Mainstage, 13.25 Uhr - Beborn Beton:
Mit "Beborn Beton" konnte ein weiteres, spannendes Projekt für das Line-Up gewonnen werden. Im Bereich Synthpop / EBM angesiedelt, erzielt das Trio schon seit den frühen Neunzigern große Erfolge in und über die Szene hinaus. Mit eingängigen Songs mit viel tanzbarem Potential, begeistern die Musiker schon viele Jahre. Und auch beim Blackfield Festival treten die Musiker zum Beweis an. Von vielen Gästen im Vorfeld gespannt erwartet, geben sie sich heute die Ehre. Die Ruhrgebietler Michael B. Wagner, Stefan Tillmann und Stefan Netschio spielen an diesem Mittag Neues und Altes. Erfolgssongs wie "Torture" und "Another World", treffen auf Aktuelles. Nach längerer Pause steht außerdem ein neues Album an, "A Worthy Compensation" getauft. Und als besondere Premiere, auf einem besonderen Festival, gibt es exklusiv auf dem Blackfield einige neue, unveröffentlichte Titel vorab zu hören. Zur Freude des gespannten Publikums zünden diese nahezu sofort und auch der Band ist die Freude nach längerer Abstinenz deutlich anzusehen. "Mantrap", "Im Inneren Einer Frau" und "The Colour Of Love" wissen zu fesseln, die Performance ist sicher und gelungen. Nach einer viel zu kurzen Spielzeit beendet die Band ihr Set und erntet verdienter Weise einen Jubelsturm nach dem anderen vom Publikum. "Beborn Beton" sind zurück.

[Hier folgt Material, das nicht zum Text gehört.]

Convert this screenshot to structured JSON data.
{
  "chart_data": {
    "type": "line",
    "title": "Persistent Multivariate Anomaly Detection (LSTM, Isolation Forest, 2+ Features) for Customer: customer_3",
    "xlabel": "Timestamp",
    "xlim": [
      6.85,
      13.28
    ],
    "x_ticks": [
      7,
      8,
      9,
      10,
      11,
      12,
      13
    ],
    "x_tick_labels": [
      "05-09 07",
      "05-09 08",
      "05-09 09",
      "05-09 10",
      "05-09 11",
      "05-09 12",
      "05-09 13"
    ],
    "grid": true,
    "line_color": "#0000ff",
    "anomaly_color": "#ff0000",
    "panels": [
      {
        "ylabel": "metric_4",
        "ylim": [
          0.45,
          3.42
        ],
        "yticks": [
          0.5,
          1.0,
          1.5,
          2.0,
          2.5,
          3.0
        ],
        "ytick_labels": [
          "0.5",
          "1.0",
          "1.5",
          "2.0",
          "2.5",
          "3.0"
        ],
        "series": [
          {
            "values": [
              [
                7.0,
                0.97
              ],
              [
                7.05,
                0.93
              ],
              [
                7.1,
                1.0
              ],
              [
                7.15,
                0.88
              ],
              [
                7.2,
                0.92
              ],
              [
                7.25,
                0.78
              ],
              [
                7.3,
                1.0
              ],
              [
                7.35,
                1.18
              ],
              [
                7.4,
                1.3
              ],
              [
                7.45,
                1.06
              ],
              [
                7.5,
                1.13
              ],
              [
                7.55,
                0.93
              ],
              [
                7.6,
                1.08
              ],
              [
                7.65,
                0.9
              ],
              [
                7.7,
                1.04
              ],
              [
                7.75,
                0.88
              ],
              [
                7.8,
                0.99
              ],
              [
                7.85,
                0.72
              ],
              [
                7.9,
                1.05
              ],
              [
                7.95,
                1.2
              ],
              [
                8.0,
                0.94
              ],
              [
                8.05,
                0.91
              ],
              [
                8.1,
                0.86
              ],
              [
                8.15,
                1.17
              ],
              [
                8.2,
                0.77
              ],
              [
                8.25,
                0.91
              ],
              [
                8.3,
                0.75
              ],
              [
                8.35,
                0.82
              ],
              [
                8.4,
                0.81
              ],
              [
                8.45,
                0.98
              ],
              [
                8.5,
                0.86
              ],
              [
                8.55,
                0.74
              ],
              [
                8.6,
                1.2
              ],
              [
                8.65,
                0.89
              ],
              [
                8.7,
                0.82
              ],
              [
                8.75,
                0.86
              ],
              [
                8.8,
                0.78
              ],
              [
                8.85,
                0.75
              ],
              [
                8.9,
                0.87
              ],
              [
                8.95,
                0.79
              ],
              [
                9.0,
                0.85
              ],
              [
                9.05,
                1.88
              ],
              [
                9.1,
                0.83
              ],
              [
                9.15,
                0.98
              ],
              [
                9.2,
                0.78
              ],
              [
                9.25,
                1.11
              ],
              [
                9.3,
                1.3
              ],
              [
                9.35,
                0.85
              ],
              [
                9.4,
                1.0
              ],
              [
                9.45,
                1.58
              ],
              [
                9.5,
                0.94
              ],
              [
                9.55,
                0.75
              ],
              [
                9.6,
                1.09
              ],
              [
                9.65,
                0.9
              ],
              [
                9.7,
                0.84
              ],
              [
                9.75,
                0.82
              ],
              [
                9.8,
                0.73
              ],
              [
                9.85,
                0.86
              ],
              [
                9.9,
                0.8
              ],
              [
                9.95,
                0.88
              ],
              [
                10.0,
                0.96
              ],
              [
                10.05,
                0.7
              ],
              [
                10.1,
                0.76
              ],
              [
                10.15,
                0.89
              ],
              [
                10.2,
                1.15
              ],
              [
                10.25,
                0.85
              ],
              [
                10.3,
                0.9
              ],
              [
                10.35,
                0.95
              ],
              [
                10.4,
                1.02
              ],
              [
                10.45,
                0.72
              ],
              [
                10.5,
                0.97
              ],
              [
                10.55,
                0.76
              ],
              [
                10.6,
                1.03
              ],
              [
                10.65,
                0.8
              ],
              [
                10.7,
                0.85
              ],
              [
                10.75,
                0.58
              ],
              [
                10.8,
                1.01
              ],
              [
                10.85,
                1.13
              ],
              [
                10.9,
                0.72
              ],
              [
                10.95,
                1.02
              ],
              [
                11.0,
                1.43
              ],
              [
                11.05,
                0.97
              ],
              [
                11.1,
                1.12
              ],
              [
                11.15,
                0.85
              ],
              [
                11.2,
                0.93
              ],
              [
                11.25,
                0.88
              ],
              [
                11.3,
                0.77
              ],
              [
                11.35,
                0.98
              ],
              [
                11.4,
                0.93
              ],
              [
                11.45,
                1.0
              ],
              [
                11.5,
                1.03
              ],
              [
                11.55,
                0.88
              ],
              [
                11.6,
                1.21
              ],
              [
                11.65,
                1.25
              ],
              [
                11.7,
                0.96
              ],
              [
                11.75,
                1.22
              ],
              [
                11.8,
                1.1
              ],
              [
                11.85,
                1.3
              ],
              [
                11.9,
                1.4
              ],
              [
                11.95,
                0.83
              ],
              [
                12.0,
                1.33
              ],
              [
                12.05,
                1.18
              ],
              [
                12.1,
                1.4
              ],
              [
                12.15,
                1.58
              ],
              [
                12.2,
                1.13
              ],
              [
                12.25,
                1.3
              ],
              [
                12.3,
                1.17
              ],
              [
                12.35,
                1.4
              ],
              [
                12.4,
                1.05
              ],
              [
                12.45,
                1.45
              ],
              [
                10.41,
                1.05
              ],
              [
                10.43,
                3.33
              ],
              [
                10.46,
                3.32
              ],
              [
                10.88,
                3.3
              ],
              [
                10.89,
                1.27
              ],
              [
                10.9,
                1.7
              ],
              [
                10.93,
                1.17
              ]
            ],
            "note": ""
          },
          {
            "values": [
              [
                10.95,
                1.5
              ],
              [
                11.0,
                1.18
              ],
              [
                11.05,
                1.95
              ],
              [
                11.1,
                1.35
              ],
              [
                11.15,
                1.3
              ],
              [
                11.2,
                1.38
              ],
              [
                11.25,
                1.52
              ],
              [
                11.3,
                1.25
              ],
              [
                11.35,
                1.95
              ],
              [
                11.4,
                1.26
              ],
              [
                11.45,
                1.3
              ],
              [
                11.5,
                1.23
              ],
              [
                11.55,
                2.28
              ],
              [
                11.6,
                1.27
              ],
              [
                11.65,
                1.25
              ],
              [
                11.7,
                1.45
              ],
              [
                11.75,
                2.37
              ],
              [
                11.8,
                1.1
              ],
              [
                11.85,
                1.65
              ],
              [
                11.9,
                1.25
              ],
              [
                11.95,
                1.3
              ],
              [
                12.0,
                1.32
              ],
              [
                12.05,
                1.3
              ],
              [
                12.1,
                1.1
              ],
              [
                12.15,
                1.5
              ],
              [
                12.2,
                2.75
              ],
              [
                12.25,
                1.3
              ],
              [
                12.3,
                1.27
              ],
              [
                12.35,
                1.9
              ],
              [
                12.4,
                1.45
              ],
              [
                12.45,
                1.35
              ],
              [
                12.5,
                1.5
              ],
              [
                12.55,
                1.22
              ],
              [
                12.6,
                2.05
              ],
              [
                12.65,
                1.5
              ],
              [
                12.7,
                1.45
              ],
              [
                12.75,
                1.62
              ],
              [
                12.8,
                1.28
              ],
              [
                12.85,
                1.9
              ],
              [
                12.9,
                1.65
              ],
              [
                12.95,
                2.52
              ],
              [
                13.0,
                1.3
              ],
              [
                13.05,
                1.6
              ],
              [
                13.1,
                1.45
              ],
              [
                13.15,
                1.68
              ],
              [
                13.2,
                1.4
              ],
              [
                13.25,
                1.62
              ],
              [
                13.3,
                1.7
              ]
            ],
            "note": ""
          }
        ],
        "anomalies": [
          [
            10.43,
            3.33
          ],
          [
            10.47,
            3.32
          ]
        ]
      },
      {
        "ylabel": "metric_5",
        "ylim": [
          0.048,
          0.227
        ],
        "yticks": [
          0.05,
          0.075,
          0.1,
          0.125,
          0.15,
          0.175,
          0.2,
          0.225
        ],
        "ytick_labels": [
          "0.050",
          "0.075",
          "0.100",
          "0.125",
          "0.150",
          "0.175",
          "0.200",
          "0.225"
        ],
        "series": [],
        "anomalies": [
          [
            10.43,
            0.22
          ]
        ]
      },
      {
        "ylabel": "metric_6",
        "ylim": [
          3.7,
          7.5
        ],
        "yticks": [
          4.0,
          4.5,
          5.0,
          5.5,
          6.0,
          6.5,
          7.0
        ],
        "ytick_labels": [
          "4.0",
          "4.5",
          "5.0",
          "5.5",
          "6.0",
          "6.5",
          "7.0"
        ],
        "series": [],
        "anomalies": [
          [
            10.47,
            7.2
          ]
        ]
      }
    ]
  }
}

Mainstage, 14.30 Uhr - Clan Of Xymox:
Gerade bei dieser Ausgabe des Blackfield Festivals, stehen viele Lieblinge und Urgesteine der Szene auf der Bühne. Die nächste Band bringen auch einige Jahre der Studio- und Live-Erfahrung mit, sind sie doch quasi alte Hasen. Für den Sonntag Mittag sind "Clan Of Xymox" eingeplant und wer diese Band kennt, weiß was nun folgt. Show und Musik in bester, herrlicher Oldschool-Manier, die 80er Jahre des Goth-Rocks leben wieder auf. Und viele hier scheinen die Holländer und ihre Werke noch immer zu kennen und zu schätzen, schauen doch viele der Anwesenden aufmerksam zur Bühne, als es endlich losgeht. Und pünktlich zur angegebenen Zeit, betritt die Band um Sänger Ronny Moorings ebenjene. Mit einem wahren Best Of-Feuerwerk an Hits und ihrer außergewöhnlich-besonderen Mischung aus Elektronik, Rock und Dark Wave, zelebrieren die Altmeister mit viel Herzblut den Geist vergangener Zeiten und transportieren diesen ins Hier und Jetzt. Die beiden Keyboarder Daniel Hoffmann und Sean Göbel sorgen für die richtige Atmosphäre, während verzerrte Töne von Mario Usai an der Gitarre und Mojca Zugna am Bass beigesteuert werden. Das hohe Maß an Kenntnis schlägt sich in absoluter Perfektion an den Instrumenten und im Umgang mit dem Publikum nieder. Unerschütterliche Klassiker wie "A Day", "Masquerade" und "Cry In The Wind", lassen die schwarzen Herzen in purer Nostalgie höher schlagen und auch neues Material vom 2014er Album "Matters Of Mind, Body And Soul" gibt es zu hören. Die Begeisterung auf beiden Seiten ist spürbar, es wird gefeiert und getanzt wie in alten Zeiten. Eine schwarze Party vom feinsten und ein äußerst gelungener, sympathischer Auftritt an diesem Tag. Goth lebt!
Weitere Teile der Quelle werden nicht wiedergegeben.